As a director I love the art of filmmaking and I enjoy more than anything working with friendly, enthusiastic people making surprising and meaningful film.

My love for film was an evolution through art, design, music, and writing. Story experienced through the collective current of sound, image, imagination, and the creative talent film employs has affected me like nothing else. When it works, it's magic. And it only works with the right team of people. People with great ideas, especially if those ideas are different than my own.
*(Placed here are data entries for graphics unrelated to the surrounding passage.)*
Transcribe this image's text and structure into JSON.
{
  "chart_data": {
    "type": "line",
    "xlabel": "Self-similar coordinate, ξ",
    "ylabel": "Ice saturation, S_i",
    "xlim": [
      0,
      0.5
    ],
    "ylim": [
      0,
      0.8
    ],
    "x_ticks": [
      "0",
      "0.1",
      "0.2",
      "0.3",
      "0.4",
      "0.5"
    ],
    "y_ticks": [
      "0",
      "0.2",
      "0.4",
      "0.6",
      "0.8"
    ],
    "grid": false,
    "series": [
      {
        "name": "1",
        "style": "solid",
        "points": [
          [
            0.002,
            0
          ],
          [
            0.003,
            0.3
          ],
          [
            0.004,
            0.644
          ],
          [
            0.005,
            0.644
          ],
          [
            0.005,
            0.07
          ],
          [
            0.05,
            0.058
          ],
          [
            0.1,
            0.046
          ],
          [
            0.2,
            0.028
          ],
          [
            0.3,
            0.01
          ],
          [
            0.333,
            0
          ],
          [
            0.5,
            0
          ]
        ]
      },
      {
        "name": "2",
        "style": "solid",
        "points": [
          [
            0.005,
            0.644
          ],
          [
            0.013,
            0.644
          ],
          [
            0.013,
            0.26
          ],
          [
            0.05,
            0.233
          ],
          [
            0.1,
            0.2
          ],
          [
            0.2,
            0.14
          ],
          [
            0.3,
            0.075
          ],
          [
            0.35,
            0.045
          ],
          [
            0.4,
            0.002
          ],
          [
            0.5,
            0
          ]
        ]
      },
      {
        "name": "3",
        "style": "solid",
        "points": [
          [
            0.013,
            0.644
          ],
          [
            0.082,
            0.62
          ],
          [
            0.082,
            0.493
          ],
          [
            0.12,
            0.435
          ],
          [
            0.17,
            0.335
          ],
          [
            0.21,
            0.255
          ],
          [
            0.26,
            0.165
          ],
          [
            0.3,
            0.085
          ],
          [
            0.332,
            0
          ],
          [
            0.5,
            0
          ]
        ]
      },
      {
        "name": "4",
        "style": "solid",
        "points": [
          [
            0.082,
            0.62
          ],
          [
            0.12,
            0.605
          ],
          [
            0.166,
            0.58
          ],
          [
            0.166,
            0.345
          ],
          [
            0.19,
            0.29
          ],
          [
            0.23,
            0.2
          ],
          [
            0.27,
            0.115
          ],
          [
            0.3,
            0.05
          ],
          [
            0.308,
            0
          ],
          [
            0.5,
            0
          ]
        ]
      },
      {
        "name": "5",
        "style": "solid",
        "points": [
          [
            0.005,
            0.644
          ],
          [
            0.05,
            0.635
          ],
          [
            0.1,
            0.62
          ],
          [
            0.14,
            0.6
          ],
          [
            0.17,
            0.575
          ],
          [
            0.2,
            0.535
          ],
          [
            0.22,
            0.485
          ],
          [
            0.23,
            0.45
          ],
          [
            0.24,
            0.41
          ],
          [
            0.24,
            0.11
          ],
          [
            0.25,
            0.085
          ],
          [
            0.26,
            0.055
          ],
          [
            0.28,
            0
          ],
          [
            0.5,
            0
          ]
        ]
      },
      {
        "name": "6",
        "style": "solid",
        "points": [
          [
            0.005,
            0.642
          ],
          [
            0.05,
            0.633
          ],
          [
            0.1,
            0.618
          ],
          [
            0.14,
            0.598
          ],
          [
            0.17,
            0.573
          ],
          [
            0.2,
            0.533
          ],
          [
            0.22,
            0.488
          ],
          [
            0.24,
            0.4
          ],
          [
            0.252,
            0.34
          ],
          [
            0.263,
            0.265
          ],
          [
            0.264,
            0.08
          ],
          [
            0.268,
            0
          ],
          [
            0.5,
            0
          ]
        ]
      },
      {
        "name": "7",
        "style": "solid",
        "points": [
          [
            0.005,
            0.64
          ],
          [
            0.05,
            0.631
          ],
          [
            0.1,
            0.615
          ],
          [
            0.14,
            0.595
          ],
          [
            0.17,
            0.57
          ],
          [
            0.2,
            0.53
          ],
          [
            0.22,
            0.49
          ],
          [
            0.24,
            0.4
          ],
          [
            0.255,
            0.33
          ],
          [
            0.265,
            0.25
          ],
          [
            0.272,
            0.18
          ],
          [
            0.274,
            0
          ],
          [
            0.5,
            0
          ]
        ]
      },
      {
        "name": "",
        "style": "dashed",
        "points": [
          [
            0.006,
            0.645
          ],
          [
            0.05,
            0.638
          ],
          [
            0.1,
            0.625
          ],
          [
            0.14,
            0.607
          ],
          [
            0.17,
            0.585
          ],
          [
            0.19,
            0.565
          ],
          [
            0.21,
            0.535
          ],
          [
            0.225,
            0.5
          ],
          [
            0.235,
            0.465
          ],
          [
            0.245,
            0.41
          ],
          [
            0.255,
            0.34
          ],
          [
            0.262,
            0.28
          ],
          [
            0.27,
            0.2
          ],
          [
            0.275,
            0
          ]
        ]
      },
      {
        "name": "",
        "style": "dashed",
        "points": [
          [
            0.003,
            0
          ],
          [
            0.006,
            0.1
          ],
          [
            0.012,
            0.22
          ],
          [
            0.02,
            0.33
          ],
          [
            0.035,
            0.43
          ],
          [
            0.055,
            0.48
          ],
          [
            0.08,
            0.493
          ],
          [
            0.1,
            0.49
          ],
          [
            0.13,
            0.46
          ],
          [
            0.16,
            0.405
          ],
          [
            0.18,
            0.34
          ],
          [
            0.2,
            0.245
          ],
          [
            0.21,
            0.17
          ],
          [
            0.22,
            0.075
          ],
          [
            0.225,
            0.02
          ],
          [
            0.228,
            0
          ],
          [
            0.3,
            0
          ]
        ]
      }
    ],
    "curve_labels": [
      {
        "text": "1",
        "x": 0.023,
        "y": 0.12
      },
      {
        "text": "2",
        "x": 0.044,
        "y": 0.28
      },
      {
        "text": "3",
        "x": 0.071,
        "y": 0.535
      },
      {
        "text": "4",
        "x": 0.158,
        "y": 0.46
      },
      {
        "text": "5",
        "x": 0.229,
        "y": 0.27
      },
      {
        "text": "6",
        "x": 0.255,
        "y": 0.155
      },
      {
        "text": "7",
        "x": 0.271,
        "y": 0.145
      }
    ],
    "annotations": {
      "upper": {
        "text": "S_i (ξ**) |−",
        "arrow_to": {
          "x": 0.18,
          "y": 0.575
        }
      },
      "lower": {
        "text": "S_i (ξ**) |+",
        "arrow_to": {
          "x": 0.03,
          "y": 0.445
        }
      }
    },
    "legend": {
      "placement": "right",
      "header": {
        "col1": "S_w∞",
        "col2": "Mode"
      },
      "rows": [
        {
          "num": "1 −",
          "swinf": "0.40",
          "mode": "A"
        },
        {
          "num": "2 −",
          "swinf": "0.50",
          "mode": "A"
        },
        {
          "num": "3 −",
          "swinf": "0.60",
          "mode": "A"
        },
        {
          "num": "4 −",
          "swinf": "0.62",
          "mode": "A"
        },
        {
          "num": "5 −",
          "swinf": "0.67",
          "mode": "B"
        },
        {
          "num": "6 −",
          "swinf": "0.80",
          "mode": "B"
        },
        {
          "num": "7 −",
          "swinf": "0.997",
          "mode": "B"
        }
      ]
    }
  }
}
These are the kinds of artists I love working with:

Producers

Producers

Filmmaking is problem solving and it's because of the creative solutions to those problems that films can become something special. A producer who can see problems as process, who can stay level-headed and positive - the antithesis of drama - is valuable beyond description.

Directors of Photography

Directors of Photography

Working with a cinematographer who understands the language of imagery, loves it, and who's excited to try new things is an ideal experience. Cinematography is an art, and films mature when the relationship between the director and a cinematographer is collaborative. The more my vision is affected by other voices and ideas, the better the film will be.

Actors

Actors

At the end of the day, no matter how great everything else looks and sounds, it's the acting that tells the story. The films I love are films that can push aside the world long enough to let me connect to something within myself. That connection is made possible through actors who care about the authenticity of character and who aren't afraid to plunge the depths and commit to a role. I will always do my best to support actors any necessary way to help them get to that place inside themselves.

Composers

Composers

Nothing inspires me to write and create more than music. It's the channel through which my ideas come and the pulse that translates those ideas into an emotional frequency. Composers perpetually suffer the misfortunes of a job that begins late in the genesis of a film and thus work against tight deadlines, stressed producers, and voices from all directions telling them to copy rather than create. The sooner in the process the composer is involved, the better the score, the better the film. I believe that ideally the score and script would be written hand in hand, while the score continues to evolve through production and post production.

Editors

Editors

I think a good editor has the ability to see a film not for what it is but for what it can be. Editors deal with the infinite. They see a single cut dozens or hundreds of times. To learn to see past that, to experience the cut as if for the first time is key, but what's most important is the ability to look through the script and to tell the story in the most appropriate, dynamic, and original way. And to have fun doing it.